Adaptive Weighted Parameter Fusion with CLIP for Class-Incremental Learning
Juncen Guo, Xiaoguang Zhu, Liangyu Teng, Hao Yang, Jing Liu, Yang Liu, Liang Song
TL;DR
This work tackles catastrophic forgetting in class-incremental learning by leveraging a frozen CLIP backbone augmented with an adaptive parameter module. It introduces a stacking-based low-rank parameter fusion to integrate task-specific knowledge, controlled by a dynamic balance factor derived from MMD and LDA to balance distribution alignment and class separability. Empirical results on CIFAR100 and ImageNet100 show state-of-the-art performance, with strong stability-plasticity trade-offs and robust handling of distribution shifts across tasks. The approach preserves effective information in the parameter matrices while enabling efficient adaptation to new classes, offering practical benefits for multimodal, open-world incremental learning scenarios.
Abstract
Class-incremental Learning (CIL) enables the model to incrementally absorb knowledge from new classes and build a generic classifier across all previously encountered classes. When the model optimizes with new classes, the knowledge of previous classes is inevitably erased, leading to catastrophic forgetting. Addressing this challenge requires making a trade-off between retaining old knowledge and accommodating new information.

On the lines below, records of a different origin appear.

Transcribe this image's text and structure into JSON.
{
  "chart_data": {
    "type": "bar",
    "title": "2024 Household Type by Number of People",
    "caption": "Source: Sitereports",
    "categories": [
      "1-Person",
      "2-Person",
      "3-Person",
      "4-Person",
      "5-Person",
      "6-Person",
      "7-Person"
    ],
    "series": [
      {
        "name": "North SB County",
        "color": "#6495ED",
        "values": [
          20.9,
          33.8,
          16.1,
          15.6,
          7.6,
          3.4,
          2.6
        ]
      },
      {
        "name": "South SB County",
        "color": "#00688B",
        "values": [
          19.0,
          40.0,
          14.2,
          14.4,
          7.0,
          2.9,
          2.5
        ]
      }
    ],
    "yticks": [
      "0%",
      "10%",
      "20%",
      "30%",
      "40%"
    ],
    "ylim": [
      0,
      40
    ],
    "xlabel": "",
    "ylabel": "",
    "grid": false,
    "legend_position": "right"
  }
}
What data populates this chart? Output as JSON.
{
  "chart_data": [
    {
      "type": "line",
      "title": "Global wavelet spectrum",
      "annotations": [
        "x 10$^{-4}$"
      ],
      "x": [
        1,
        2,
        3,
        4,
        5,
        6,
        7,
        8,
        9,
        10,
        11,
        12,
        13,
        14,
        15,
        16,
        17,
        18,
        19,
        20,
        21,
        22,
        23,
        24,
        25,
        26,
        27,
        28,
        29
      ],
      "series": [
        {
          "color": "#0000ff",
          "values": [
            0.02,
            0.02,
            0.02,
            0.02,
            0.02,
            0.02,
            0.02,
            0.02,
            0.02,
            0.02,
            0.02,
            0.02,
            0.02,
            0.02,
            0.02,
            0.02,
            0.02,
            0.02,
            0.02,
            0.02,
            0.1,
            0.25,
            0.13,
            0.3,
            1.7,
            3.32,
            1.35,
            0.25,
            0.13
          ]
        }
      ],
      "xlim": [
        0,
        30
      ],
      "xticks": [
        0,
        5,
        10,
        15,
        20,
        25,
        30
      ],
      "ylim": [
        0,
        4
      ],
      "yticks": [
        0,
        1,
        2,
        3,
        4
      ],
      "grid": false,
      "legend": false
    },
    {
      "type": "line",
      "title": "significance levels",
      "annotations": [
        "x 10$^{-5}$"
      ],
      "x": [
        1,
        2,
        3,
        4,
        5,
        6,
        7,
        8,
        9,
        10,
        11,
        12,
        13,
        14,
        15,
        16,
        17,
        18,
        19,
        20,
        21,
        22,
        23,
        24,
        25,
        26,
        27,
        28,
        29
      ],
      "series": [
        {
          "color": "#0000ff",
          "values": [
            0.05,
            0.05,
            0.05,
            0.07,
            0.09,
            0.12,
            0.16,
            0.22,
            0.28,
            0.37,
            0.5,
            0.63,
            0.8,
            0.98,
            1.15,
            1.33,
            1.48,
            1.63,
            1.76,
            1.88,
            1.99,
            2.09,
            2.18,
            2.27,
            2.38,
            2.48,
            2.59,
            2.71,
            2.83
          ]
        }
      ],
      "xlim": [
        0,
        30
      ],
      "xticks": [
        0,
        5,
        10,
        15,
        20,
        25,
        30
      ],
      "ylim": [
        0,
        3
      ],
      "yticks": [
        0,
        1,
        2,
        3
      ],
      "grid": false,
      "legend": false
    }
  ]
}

However, this balancing process often requires sacrificing some information, which can lead to a partial loss in the model's ability to discriminate between classes. To tackle this issue, we design the adaptive weighted parameter fusion with Contrastive Language-Image Pre-training (CLIP), which not only takes into account the variability of the data distribution of different tasks, but also retains all the effective information of the parameter matrix to the greatest extent. In addition, we introduce a balance factor that can balance the data distribution alignment and distinguishability of adjacent tasks. Experimental results on several traditional benchmarks validate the superiority of the proposed method.